Indapta Therapeutics has received clearance from the US Food and Drug Administration (FDA) for its investigational new drug (IND) application, enabling a future Phase I clinical trial of IDP-023 to treat progressive multiple sclerosis (MS).
IDP-023 is a g-natural killer (g-NK) cell therapy.
The trial will be led by Stanford University and the University of California, San Francisco (UCSF), US.
Patients with progressive MS will be administered IDP-023 in conjunction with ocrelizumab, an anti-CD20 monoclonal antibody.
The study aims to explore the biological effects of IDP-023 through a translational programme, in collaboration with Stanford and UCSF.
Indapta Therapeutics CEO Dr Mark Frohlich said: “This IND is another in a series of milestone achievements from our team in recent months.

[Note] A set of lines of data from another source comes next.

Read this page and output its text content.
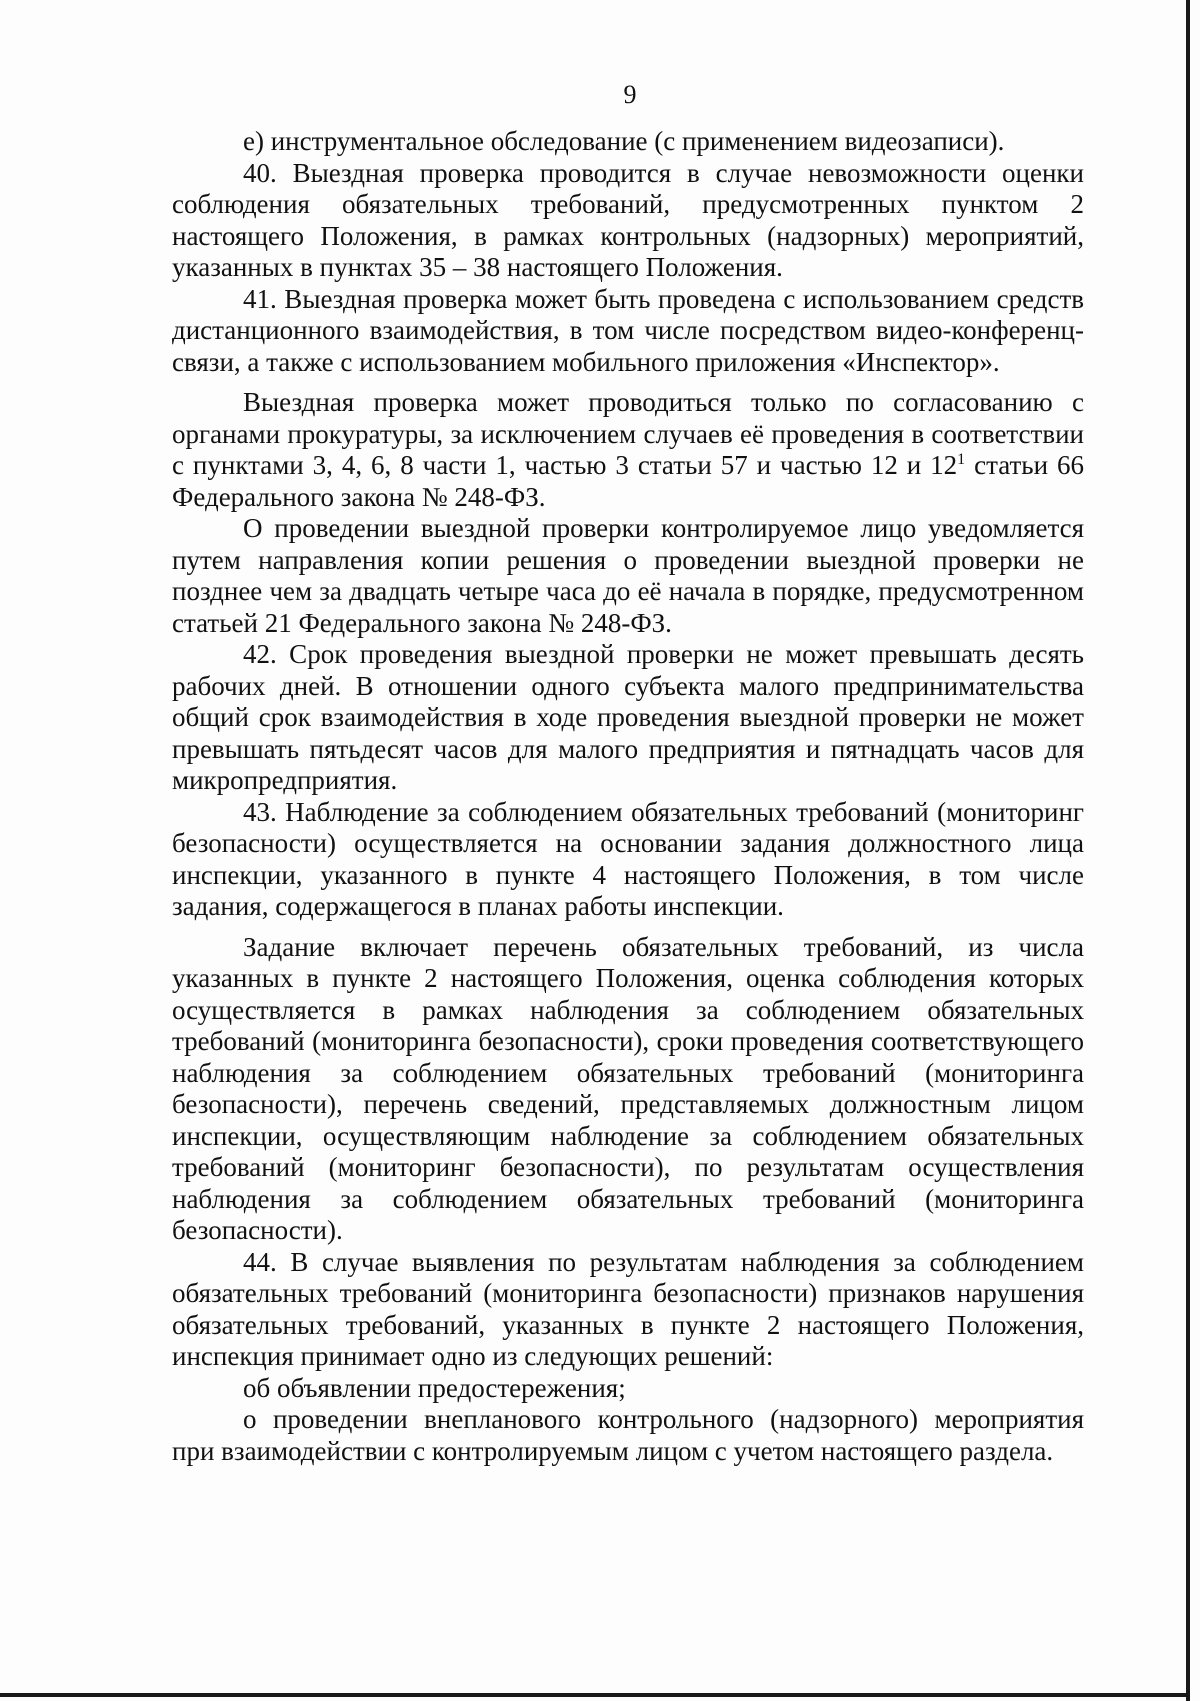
9

е) инструментальное обследование (с применением видеозаписи).

40. Выездная проверка проводится в случае невозможности оценки соблюдения обязательных требований, предусмотренных пунктом 2 настоящего Положения, в рамках контрольных (надзорных) мероприятий, указанных в пунктах 35 – 38 настоящего Положения.

41. Выездная проверка может быть проведена с использованием средств дистанционного взаимодействия, в том числе посредством видео-конференц-связи, а также с использованием мобильного приложения «Инспектор».

Выездная проверка может проводиться только по согласованию с органами прокуратуры, за исключением случаев её проведения в соответствии с пунктами 3, 4, 6, 8 части 1, частью 3 статьи 57 и частью 12 и $12^1$ статьи 66 Федерального закона № 248-ФЗ.

О проведении выездной проверки контролируемое лицо уведомляется путем направления копии решения о проведении выездной проверки не позднее чем за двадцать четыре часа до её начала в порядке, предусмотренном статьей 21 Федерального закона № 248-ФЗ.

42. Срок проведения выездной проверки не может превышать десять рабочих дней. В отношении одного субъекта малого предпринимательства общий срок взаимодействия в ходе проведения выездной проверки не может превышать пятьдесят часов для малого предприятия и пятнадцать часов для микропредприятия.

43. Наблюдение за соблюдением обязательных требований (мониторинг безопасности) осуществляется на основании задания должностного лица инспекции, указанного в пункте 4 настоящего Положения, в том числе задания, содержащегося в планах работы инспекции.

Задание включает перечень обязательных требований, из числа указанных в пункте 2 настоящего Положения, оценка соблюдения которых осуществляется в рамках наблюдения за соблюдением обязательных требований (мониторинга безопасности), сроки проведения соответствующего наблюдения за соблюдением обязательных требований (мониторинга безопасности), перечень сведений, представляемых должностным лицом инспекции, осуществляющим наблюдение за соблюдением обязательных требований (мониторинг безопасности), по результатам осуществления наблюдения за соблюдением обязательных требований (мониторинга безопасности).

44. В случае выявления по результатам наблюдения за соблюдением обязательных требований (мониторинга безопасности) признаков нарушения обязательных требований, указанных в пункте 2 настоящего Положения, инспекция принимает одно из следующих решений:

об объявлении предостережения;

о проведении внепланового контрольного (надзорного) мероприятия при взаимодействии с контролируемым лицом с учетом настоящего раздела.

“We look forward to the second half of the year during which we plan to initiate this trial and continue progress with our ongoing Phase I/II trial of IDP-023 in patients with haematologic cancers, where we have seen very encouraging responses to date.”

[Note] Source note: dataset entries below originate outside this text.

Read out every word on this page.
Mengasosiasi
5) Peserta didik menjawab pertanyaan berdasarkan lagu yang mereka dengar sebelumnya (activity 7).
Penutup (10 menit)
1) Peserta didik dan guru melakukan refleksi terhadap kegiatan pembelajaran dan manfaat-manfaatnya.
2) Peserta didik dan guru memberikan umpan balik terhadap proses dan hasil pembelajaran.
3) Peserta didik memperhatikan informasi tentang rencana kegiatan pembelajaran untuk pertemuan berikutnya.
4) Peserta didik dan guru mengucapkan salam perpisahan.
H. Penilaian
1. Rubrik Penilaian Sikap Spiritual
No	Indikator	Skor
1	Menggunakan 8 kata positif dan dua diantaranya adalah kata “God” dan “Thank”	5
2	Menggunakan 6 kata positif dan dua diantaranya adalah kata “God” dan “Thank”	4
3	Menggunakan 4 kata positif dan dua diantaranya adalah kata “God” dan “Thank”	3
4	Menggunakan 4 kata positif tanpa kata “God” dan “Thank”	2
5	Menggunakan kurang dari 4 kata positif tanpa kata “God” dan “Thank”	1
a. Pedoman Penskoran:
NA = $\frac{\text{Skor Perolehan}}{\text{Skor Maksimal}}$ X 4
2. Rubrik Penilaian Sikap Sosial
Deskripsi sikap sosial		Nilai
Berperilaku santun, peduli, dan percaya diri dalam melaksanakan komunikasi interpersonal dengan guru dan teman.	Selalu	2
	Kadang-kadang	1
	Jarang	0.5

The company is concurrently executing a Phase I/II trial of IDP-023 for non-Hodgkin's lymphoma and multiple myeloma.
Its universal, allogeneic NK cell therapy platform uses a specific subset of NK cells, termed 'g minus' or 'g-NK' cells. These cells emerge from epigenetic changes due to cytomegalovirus (CMV) exposure.
To produce IDP-023, Indapta selectively expands g-NK cells from healthy donors, ensuring low variability between donors.
IDP-023 is claimed to have distinct mechanisms for killing target cells, which include antibody-dependent cell-mediated cytotoxicity (ADCC), targeting of HLA-E expressing cells via the NKG2C receptor, and the intrinsic anti-viral activity of g-NK cells, all without the need for genetic engineering.
In May this year, Indapta received a product development research award of $4.5m from the Cancer Prevention and Research Institute of Texas (CPRIT) to support the clinical development of IDP-023, for advanced non-Hodgkin’s lymphoma and multiple myeloma.